Plötzlich hielt der Wagen keine zehn Meter von ihr entfernt an. Der Fahrer hatte es sich wohl anders überlegt und legte den Rückwärtsgang ein. Sachte rollte der Wagen zurück. Punktgenau neben Jasmin kam er zum Stehen.

Sekunden vergingen. Nichts geschah.

Durch die dunklen Scheiben konnte man nicht ins Innere des Fahrzeugs sehen.

Jasmin war keine der üblichen Bordsteinschwalben und sie musste sich nicht nach Freiern umsehen. Sie hatte feste Stammkundschaft, zu der dieser Fahrer wohl nicht gehören konnte, sonst hätte er sofort neben ihr angehalten. Das monotone Motorgeräusch verstummte Sekunden später.

Wieder vergingen endlose Sekunden, die sich für Jasmin schon wie Minuten anfühlten.

Lächelnd stieg ein gut gekleideter Mann mit Krawatte und Seitenscheitel aus. Mit beiden Händen in den Taschen seines Sakkos lief er geradewegs ums Auto herum und auf Jasmin zu.

Ein kurzer Blick zum Haus sagten ihr, dass ihr kurzer Ausflug zur Straße, von ihrem Begleitschutz eher als unwichtig eingestuft wurde. Der Bodyguard war verschwunden. Er stand nicht wie üblich im Hauseingang und wartete auf sie. Er war weg.

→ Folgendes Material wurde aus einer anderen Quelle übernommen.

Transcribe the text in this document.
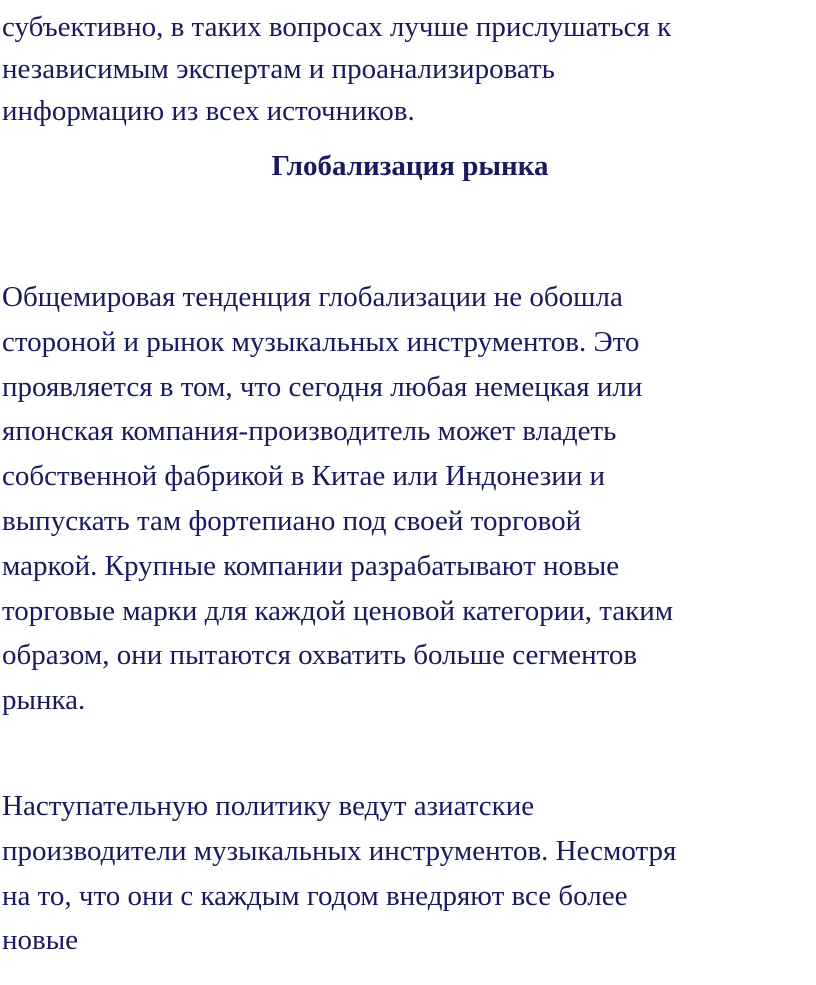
субъективно, в таких вопросах лучше прислушаться к
независимым экспертам и проанализировать
информацию из всех источников.

Глобализация рынка

Общемировая тенденция глобализации не обошла
стороной и рынок музыкальных инструментов. Это
проявляется в том, что сегодня любая немецкая или
японская компания-производитель может владеть
собственной фабрикой в Китае или Индонезии и
выпускать там фортепиано под своей торговой
маркой. Крупные компании разрабатывают новые
торговые марки для каждой ценовой категории, таким
образом, они пытаются охватить больше сегментов
рынка.

Наступательную политику ведут азиатские
производители музыкальных инструментов. Несмотря
на то, что они с каждым годом внедряют все более
новые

Mutig stellte sie sich jetzt breitbeinig dem potenziellen Kunden in den Weg. Sie besaß Menschenkenntnis und roch sofort sein gutes Parfüm. Sie musterte ihn und nahm an, es wäre einer der üblichen Banker aus der Umgebung. Erst als der Fremde ihr die Hand gab und sie freundlich ansprach, fasste sie Vertrauen und ließ ihre berufsübliche, ja schon instinktive Vorsicht außer Acht.

Der Fremde sprach leise mit einem eher tiefen, beruhigenden Ton, welcher Jasmin ein kleines Lächeln ins Gesicht zauberte.

Sie mochte Männer mit angenehmer Stimme. Vermutlich hatte sie in diesem Moment einen gutaussehenden, vornehmen und gut betuchten Gast kennengelernt. Es schien für sie doch noch ein vielversprechender Abend zu werden.

Geschmeichelt von seiner eleganten Ausdrucksweise, war schnell ein Betrag ausgehandelt und die Dienstleistung hierfür vereinbart.

Beide standen an der Beifahrertür des Wagens, als der Fremde erfolglos nach seiner Geldbörse tastete.

››Moment, die liegt noch im Handschuhfach. Ich habe meine Brieftasche vorsichtshalber dort hineingelegt.‹‹

Mit einem kurzen Blickkontakt forderte er Jasmin dazu auf, seine Neugierde, bezüglich seines Portemonnaies mit ihm zu teilen. Jasmin stand dabei mit verschränkten Beinen vor ihm und lächelte ihm neugierig ins Gesicht.

Er öffnete die Tür, setzte sich auf den Beifahrersitz und drückte auf einen dicken, schwarzen Knopf in der Mittelkonsole. Jasmin konnte dies von ihrer Position nicht sehen.

››Na dann sehen wir mal nach.‹‹

Beharrlich hantierte er an dem verschlossenen Handschuhfach herum. Mit einem Druck auf den Öffner, sprang es kurze Zeit später bereitwillig auf.